May is the green month. Wild flowers everywhere, the macchia heavy with new growth, the olive groves shockingly bright. The sea reaches seventeen, eighteen degrees by the end of the month — refreshing rather than warm. Most of the konobas are open by mid-May, the catamaran is on its summer schedule by the third week, and the island has the feel of a place stretching after a long sleep.

If you don't mind a cool swim and you want the island close to empty, May is the best month nobody books.

June — the first perfect month

By the second week of June, the sea is warm enough that you stop thinking about it. The days are long — light until nine — and the heat is still gentle, more honey than fire. Restaurants are open, prices haven't started peaking, and the catamarans aren't yet full.

This is when I'd choose, if I had to choose. The bay below the villa is yours most mornings; the wine bars are open; the Adriatic at dusk is the colour you imagined when you booked.

July — high summer

Hot, busy, brilliant. Sea at twenty-four, twenty-five degrees. Long days, late dinners, the harbour full of boats. Proizd is crowded by eleven; Pupnatska Luka has its own traffic problem. The villa is its busiest week of the year and the pool earns its keep.

If you're coming in July: book the catamaran weeks ahead, book the popular konobas the day before, and embrace the early morning. The island before nine is yours; the island after eleven belongs to everyone.

August — the deepest month

Everything that's true in July is more so in August. Hotter, more crowded, more glorious. The bura wind sometimes blows for two days at a stretch and the sea goes lapis blue. The harvest of the early grapes starts in the second half of the month. The locals work all hours.

August is also when the village fiestas happen. If you find yourself near a square on the right evening, stay. Eat what they hand you, drink what they pour, dance badly. It's the most authentic possible night out and you didn't plan a moment of it.

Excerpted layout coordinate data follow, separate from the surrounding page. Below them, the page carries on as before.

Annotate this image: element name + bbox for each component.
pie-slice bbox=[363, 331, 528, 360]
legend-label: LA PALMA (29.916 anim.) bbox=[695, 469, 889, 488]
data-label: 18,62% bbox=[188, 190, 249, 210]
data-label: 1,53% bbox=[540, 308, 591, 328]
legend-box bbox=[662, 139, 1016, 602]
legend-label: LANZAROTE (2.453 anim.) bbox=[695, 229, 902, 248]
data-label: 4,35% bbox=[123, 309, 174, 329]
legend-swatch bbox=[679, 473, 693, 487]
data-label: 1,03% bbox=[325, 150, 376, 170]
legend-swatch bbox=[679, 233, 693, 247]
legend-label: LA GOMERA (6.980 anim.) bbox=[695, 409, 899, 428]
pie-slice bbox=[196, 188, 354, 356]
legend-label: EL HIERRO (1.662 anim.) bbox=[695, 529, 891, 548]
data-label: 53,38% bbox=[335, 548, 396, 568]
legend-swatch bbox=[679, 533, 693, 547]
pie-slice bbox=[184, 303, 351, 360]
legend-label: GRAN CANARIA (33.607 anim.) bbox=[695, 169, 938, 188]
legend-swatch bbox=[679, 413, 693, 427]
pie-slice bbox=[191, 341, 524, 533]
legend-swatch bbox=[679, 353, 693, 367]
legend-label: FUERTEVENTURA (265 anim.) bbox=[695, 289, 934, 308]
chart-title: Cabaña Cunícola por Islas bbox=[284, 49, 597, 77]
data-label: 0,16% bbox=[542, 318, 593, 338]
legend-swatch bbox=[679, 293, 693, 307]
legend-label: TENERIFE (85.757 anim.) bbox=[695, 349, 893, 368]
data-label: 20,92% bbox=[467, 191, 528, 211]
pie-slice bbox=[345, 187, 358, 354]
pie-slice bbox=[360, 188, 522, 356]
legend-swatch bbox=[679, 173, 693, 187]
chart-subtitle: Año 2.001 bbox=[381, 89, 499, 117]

September — the second perfect month

If June is the first perfect month, September is the second, and possibly the better of the two. The sea is at its warmest of the year. The crowds thin out after the first week. Light goes longer and softer, and the photographs you take in September will be the ones you frame.

Restaurants start having time again. Producers in Smokvica will sit down with you. The pool is at its peak temperature. The whole island exhales.

October — harvest and weather

Olive harvest starts at the end of the month. The mills run day and night, the air around Blato and Smokvica smells of crushed olives, and you can taste this year's oil straight off the press. The sea is still around twenty degrees in early October, dropping by the end.

Weather becomes unpredictable. A still, hot week is one of the most beautiful experiences the island offers. A windy week with rain is a different holiday — long lunches indoors, candles, a book, the sea grey through the windows. Both are good, in their own way; the second is for guests who'll appreciate the quiet.

November to March — winter

Most konobas close. The catamaran from Split runs less often. The locals get their island back. There's a particular beauty in Korčula in winter — empty stone, slate-grey sea, long dinners around a fire — but it's a different proposition from the summer island and not really what Villa Belveder is built for.

So when should you come?

If you want the perfect classic week and don't mind crowds: late June or early July.

If you want warm sea and a quieter island: the first three weeks of September.

If you want the island closest to empty and you don't mind a cool swim: late May or early October.

If you want the most alive, loudest, most you-only-live-once version of the island: the middle two weeks of August.

Whichever you choose, give it at least a week. Anything shorter and you'll spend the first three days putting your work-brain down, and the last day already missing the place.